Как, к примеру, понимать «хватит на полразговорца»? Значит, на целое не приходится рассчитывать. И половины может не быть.
Чувство такое, что воздух кончился. Поэтому не различить голоса стоящих рядом и земля уходит из под ног.
И вообще – не ощущения, а какие-то обрывки: не чуя… не слышны… припомнят… Зато кремлевский горец виден отчетливо, как на парадном портрете.
Оттого и сказано про голенища. Уверенный такой блеск. Сразу понятно, что генералиссимус твердо стоит на ногах.
Мандельштам сравнивает «наши речи» и его «слова». У нас-то они шаткие и расплывчатые, а у Сталина безусловные и неколебимые.
В этих стихах удивительна конкретность. Шагов именно десять. Разговорца половина. Не просто сапоги, а уже упомянутые голенища.
Такая квадратура круга. С одной стороны, безмерность и зыбкость, а с другой – абсолютная точность.
Какое отношение это имеет к литературе? Конечно, всякая тирания имеет отношение к литературе, но у поэта на этот счет есть добавление.
Не думал ли Мандельштам о том, что все уже круг авторов и читателей. Что еще немного – и поэзия превратится в диалог двух-трех человек.

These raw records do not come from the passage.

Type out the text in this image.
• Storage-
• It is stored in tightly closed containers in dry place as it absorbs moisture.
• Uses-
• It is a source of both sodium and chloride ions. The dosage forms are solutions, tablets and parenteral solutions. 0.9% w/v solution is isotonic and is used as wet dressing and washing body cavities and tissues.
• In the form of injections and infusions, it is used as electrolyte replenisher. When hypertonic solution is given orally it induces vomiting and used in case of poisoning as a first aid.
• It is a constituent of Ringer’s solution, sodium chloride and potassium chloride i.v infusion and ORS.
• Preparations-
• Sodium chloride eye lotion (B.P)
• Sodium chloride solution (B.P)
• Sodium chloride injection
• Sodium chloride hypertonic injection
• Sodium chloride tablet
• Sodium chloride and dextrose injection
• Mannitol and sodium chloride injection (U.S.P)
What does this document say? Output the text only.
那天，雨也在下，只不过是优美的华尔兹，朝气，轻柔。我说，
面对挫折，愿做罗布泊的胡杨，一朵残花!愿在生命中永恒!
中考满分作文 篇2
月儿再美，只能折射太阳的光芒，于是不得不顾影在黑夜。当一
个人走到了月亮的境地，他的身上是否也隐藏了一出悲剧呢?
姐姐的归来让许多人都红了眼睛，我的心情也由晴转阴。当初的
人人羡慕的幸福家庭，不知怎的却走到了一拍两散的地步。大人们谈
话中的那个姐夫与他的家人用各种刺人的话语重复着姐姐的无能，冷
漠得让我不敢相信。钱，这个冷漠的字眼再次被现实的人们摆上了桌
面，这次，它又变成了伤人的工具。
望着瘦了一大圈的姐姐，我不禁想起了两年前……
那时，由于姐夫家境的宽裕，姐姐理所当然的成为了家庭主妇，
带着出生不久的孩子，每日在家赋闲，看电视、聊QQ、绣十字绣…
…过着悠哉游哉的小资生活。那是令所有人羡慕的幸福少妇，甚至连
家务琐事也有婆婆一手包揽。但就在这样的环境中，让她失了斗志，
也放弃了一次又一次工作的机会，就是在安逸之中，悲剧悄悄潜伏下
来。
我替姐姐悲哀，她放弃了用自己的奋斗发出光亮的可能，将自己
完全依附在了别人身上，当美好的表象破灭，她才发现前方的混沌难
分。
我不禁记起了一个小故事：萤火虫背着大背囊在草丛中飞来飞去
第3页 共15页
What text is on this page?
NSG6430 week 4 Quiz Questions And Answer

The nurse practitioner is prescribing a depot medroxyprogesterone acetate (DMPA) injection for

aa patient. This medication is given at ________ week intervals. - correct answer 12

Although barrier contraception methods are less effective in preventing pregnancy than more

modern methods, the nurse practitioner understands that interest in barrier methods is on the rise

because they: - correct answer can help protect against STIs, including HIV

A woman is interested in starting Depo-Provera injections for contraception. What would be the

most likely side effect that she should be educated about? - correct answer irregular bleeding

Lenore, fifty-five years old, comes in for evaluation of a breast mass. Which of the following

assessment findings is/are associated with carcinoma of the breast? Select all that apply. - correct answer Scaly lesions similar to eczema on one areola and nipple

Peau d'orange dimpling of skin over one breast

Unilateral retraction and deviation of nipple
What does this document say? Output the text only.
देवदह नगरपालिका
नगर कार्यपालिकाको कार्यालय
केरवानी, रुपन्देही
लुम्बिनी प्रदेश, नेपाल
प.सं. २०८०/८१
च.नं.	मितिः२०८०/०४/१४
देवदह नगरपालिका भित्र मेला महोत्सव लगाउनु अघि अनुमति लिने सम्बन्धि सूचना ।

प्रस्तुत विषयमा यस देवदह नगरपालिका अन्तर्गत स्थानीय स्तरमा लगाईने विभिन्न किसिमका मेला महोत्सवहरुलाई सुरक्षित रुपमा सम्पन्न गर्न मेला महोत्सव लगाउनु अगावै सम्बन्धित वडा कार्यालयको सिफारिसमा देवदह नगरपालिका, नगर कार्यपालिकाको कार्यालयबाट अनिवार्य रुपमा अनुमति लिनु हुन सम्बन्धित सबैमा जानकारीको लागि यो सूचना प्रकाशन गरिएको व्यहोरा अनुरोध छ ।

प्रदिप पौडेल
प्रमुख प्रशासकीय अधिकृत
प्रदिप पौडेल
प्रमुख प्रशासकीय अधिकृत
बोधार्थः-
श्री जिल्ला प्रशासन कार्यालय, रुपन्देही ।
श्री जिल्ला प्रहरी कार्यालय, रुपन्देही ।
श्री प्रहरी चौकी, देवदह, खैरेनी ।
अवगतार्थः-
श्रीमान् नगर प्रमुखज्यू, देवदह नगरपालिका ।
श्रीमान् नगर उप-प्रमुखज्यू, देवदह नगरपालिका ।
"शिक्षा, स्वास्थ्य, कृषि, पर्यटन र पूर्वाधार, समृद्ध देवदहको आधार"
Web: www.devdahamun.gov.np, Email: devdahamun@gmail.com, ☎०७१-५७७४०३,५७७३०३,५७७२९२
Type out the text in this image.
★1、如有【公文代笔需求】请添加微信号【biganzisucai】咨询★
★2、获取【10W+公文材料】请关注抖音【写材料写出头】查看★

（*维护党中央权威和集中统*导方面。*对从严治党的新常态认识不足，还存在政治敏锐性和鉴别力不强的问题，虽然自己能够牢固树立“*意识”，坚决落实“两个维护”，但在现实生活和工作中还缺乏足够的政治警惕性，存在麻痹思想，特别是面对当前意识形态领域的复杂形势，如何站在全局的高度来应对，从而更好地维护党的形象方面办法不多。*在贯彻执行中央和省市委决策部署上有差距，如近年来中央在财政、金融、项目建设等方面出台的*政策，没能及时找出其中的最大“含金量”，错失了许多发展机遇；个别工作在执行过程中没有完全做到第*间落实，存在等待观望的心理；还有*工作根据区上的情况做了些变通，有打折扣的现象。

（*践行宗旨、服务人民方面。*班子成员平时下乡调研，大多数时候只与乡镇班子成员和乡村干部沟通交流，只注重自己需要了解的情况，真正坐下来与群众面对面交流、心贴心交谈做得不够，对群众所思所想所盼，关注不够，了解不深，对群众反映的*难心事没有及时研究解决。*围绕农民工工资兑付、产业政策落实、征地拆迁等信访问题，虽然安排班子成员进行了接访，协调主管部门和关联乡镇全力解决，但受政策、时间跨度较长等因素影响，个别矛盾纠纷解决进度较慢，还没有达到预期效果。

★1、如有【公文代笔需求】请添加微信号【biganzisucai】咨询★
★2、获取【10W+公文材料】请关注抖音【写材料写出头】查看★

Так что «наши речи» могут быть поняты буквально. Вот, к примеру, на улице он встретил коллегу и захотел почитать ему стихи.
Они остановились, словно для того, чтобы обсудить погоду, а на самом деле разговаривают о главном.
Может, Мандельштам читает эти крамольные строки? По крайней мере, лицо собеседника говорит о том, что произошло нечто непоправимое…
Помимо современников-собеседников есть еще собеседники в прошлом. Ведь произведения такого масштаба всегда стоят на прочном фундаменте.
Уж не Блока ли тут надо вспомнить? А также ветер, снег, плакат «Вся власть Учредительному собранию» и двенадцать вооруженных людей.
Там ведь тоже никто никого не слышит. Можно сказать, не чует страны, и, ведомый неясной силой, слепо идет через снег.
«Четыре» стоят «десяти» и «полразговорца». С той лишь поправкой, что расстояние чуть увеличилось, а слов практически не осталось.
Рука Москвы
Кремлевского горца Зоя Борисовна видела с того же расстояния, с которого его описал Мандельштам. Если поэт разглядел голенище, то ей бросилась в глаза рука.
На параде Победы студенты Архитектурного шли рядом с трибуной. Она изумилась, что Сталин конопатый и у него узкий лоб.
Еще больше ее поразило то, что вождь все время поворачивается, но его рука остается на месте.
Нет, конечно, объяснение тут несложное, но для того, чтобы с ним примириться, следует слишком многое пересмотреть.
Шагая в колонне вместе с однокурсниками, для этих мыслей нет времени. Тут и двух-трех десятилетий может не хватить.
Начнем с того, что Сталину трудно долго держать на весу руку, а стоять ему нужно не один час.
Вот какой-нибудь умелец и предложил: давайте поможем нашему лучшему другу перетерпеть его встречу с народом.
Пошли даже на то, чтобы на время поступиться принципом социалистического реализма. Все же часть тела еще никогда не получала такой самостоятельности.
Воображаете эти хлопоты? Сперва ее втайне приносят и укрепляют, а потом она вырастает вместе с фигурами на трибуне.
Все бы удалось наилучшим образом, если бы Сталин время от времени не отвлекался. Начнет разговаривать со своим соседом – и сразу виден механизм.
Уже и неясно, от чьего имени рука приветствует население. Уж не забыла ли она о своем хозяине, подобно Носу или Тени?
Впрочем, не станем в этот сюжет вовлекать Гоголя и Шварца. Достаточно того, что у нас есть Мандельштам.
Кукла Сталин
Не висит ли мир на ниточках? Не управляет ли им кукловод? Эти ее мысли можно было бы назвать фантазией, если бы они не пересекались со стихами Мандельштама.